Procès « DZ Mafia » : chaos et suspension à Aix, insultes en prime
Le procès du double assassinat de l’hôtel F1, survenu en 2019 à Plan-de-Campagne, près de Marseille, a connu une suspension d’audience en raison d’une altercation dans la salle de la cour d’assises d’Aix-en-Provence. La témoin, l’ex-compagne de Farid Tir, a affirmé qu’au moment de sa mort, en 2019, elle et Farid Tir « n’étaient pas proches ».
La tension a atteint un nouveau seuil dans le procès du double assassinat survenu à l’hôtel F1 en 2019 à Plan-de-Campagne, près de Marseille. L’audience a été suspendue en début de soirée suite à une altercation survenue dans la salle de la cour d’assises d’Aix-en-Provence, où les débats se déroulent avec difficulté depuis le 23 mars.
L’escalade de tension a commencé par un échange de regards suivi d’insultes entre un membre de la partie civile et le box des accusés, où se trouvent Zaineddine Ahamada, Adrien Faure, Karim Harrat, dit « Le Rant », Amine Oualane, surnommé « Mamine » et Gabriel Ory, connu sous le nom de « Gaby ». Tous sont soupçonnés d’être impliqués dans la mort de Farid Tir et de son ami Mohamed Amine Bendjaghlouli, tués dans un contexte de narcotrafic. Certains sont présentés par les autorités comme étant devenus des cadres de la DZ Mafia.
Alors que la présidente annonçait une suspension d’audience pour apaiser la situation, celle-ci a rapidement échappé à tout contrôle. Dans la confusion, des insultes ont été proférées depuis le box à l’encontre de la partie civile, des avocates de celle-ci, ainsi que des avocats de la défense. Face à cette agitation, la salle a été évacuée rapidement. Il a ensuite été annoncé que l’audience reprendrait vendredi matin. Le public a pu récupérer ses effets personnels dans une salle désormais vide.

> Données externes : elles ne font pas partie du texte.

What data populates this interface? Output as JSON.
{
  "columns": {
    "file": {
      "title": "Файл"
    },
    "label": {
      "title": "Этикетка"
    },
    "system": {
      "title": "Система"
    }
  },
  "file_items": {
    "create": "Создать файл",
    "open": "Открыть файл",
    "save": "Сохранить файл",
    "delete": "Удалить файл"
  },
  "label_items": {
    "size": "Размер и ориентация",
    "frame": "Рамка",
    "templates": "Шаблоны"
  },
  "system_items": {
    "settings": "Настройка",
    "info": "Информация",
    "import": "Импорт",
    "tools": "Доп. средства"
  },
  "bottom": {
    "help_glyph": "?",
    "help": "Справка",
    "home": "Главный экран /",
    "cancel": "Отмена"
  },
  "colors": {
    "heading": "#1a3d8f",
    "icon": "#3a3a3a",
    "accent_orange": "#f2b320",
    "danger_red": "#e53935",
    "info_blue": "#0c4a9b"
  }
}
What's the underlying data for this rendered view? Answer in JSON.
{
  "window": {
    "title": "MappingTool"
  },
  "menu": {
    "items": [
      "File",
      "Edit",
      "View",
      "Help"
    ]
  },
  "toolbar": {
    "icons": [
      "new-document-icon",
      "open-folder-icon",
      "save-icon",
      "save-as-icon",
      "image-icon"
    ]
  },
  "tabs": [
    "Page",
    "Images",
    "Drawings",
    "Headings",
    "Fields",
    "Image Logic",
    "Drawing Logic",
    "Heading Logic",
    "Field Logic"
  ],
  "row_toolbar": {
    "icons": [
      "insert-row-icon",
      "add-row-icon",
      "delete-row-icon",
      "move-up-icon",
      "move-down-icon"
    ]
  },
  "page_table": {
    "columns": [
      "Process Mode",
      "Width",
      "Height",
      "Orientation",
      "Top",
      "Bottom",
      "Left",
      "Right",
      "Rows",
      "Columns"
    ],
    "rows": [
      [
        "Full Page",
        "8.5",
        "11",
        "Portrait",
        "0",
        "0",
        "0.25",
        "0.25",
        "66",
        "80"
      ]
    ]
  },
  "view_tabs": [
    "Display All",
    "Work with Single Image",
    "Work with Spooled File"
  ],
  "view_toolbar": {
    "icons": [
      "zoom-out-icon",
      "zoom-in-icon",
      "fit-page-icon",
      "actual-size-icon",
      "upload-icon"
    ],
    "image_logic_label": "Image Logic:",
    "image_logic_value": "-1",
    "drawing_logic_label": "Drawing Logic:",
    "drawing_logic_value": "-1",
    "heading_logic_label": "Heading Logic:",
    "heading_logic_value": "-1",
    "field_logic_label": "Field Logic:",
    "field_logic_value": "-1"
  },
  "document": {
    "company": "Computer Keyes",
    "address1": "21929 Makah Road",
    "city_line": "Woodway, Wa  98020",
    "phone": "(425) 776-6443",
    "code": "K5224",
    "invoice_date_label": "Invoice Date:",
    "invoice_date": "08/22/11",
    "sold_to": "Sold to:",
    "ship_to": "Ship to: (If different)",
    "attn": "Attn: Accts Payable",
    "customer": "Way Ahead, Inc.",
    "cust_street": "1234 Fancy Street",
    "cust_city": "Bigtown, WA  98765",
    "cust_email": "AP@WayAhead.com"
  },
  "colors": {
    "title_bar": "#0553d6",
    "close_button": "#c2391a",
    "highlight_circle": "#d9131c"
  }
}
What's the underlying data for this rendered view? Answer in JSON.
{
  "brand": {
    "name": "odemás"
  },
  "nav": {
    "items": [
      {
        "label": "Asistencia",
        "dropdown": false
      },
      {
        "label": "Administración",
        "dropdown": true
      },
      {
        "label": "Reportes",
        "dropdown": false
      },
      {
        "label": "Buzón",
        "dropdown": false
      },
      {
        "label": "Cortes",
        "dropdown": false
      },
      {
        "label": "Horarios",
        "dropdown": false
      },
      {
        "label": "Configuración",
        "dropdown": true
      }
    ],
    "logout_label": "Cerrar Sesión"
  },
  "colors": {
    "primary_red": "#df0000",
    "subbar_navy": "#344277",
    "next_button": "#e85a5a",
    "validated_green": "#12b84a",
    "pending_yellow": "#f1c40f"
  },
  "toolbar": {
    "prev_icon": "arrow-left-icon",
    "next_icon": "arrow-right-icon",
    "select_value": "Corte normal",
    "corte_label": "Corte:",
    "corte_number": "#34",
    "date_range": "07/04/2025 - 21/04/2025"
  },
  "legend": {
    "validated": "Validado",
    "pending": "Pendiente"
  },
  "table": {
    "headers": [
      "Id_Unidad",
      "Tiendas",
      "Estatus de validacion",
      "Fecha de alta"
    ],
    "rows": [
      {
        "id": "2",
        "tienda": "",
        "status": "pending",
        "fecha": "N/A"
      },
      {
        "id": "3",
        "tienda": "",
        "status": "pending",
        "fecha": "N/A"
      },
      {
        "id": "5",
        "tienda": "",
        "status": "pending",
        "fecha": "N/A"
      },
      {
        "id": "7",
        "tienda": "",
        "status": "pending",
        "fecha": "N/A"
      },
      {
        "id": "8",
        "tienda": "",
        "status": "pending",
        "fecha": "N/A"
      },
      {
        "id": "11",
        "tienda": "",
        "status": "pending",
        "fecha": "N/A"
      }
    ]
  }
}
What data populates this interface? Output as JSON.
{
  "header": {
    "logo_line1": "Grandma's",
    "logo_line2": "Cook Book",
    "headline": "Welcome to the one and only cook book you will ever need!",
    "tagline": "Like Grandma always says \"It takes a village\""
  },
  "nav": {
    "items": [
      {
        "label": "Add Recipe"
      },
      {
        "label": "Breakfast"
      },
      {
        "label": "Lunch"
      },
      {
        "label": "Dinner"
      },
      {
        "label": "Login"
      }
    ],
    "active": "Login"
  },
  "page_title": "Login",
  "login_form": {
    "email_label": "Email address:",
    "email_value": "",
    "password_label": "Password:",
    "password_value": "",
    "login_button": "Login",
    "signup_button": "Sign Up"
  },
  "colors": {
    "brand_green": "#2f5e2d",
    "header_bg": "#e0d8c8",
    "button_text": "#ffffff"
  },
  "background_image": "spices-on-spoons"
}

Quelques heures plus tôt, une témoin, l’ex-compagne de la victime Farid Tir, s’était présentée spontanément dans la salle, accompagnée de son avocate, pour être entendue. La veille, son absence à la barre, justifiée par des certificats médicaux, avait déclenché une série d’incidents entre la défense et la cour. Cela avait même conduit à une demande de récusation d’un magistrat et à un renvoi du procès, rejetée jeudi matin.
Affichant une minerve et un bras en attelle, suite à un accident de voiture survenu en janvier, elle a évoqué ses relations avec son ancien compagnon, père de son fils. Au moment de la mort de Farid Tir, en 2019, elle a indiqué qu’ils étaient séparés depuis trois ans et a souligné qu’ils « n’étaient pas proches ».
Lorsque entendue plus de dix jours après les faits, elle avait affirmé qu’elle « savait » que « ça venait » de Gaby, soit Gabriel Ory, et de Karim Harrat, dit le Rant, mentionnant également un troisième individu. Des rumeurs de l’époque, a-t-elle expliqué à la barre sept ans plus tard. « Sur Marseille ça parle beaucoup, des noms circulaient. »
Elle a affirmé ne connaître ni Driss Oualane, ni aucun des accusés présents. Face aux questions de la défense, elle s’est montrée réticente, évoquant ses liens avec son ex-mari, sa connaissance des activités présumées de narcotrafiquant de ce dernier, ainsi que de sa vie sentimentale. « Vous êtes en train de vous étaler », a rétorqué la témoin, répétant plusieurs fois qu’elle ne souhaitait plus répondre.
Cette nouvelle suspension, dans une ambiance très tendue, survient à la veille de la date prévue pour la fin du procès, qui prend du retard en raison de divers incidents. « On est à deux jours de la fin du procès et on ne connaît toujours pas la date de naissance de Karim Harrat », a notamment déclaré Me Miceli, avocate de Zaineddine Ahamada, mercredi.